NEW YORK (MedscapeWire) May 08 —

Longer duration of breast-feeding reduces the risk of respiratory infections and improves adult intelligence, according to the results of a study presented at the 2002 Pediatric Academic Societies and American Academy of Pediatrics (AAP) annual joint meeting in Baltimore, Maryland, and another study published in the May 8 issue of The Journal of the American Medical Association.
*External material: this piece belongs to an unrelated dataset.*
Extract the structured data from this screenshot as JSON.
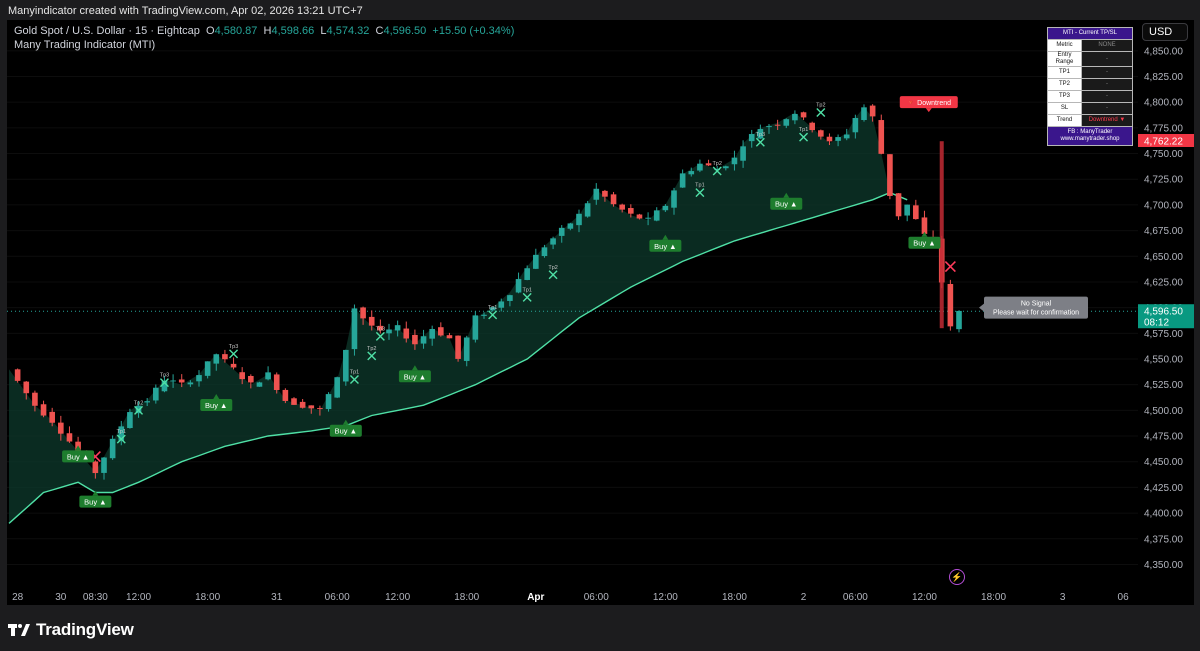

These findings support the AAP recommendation of exclusive breastfeeding for 6 months. “Infants fully breast-fed for 6 months had a significantly lower risk for respiratory infections in the first 2 years, when compared with babies who were fully breast-fed for 4 months,” presenter Caroline J. Chantry, from the University of California-Davis School of Medicine, says in a news release. “Specifically, the chance of contracting pneumonia was reduced fivefold with 2 additional months of full breast-feeding while the risk of recurrent ear infections was minimized twofold.” Chantry’s group analyzed data on 2277 children aged 6 to 24 months from NHANES III, a nationally representative, cross-sectional survey conducted from 1988-1994. After adjustments for age, birth weight, ethnicity, poverty, two-parent household, parental education, family size, child care, and prenatal smoke exposure, those infants with 6 months of full breast-feeding had significantly fewer episodes of pneumonia and recurrent otitis media than did infants with only 4 months of full breast-feeding.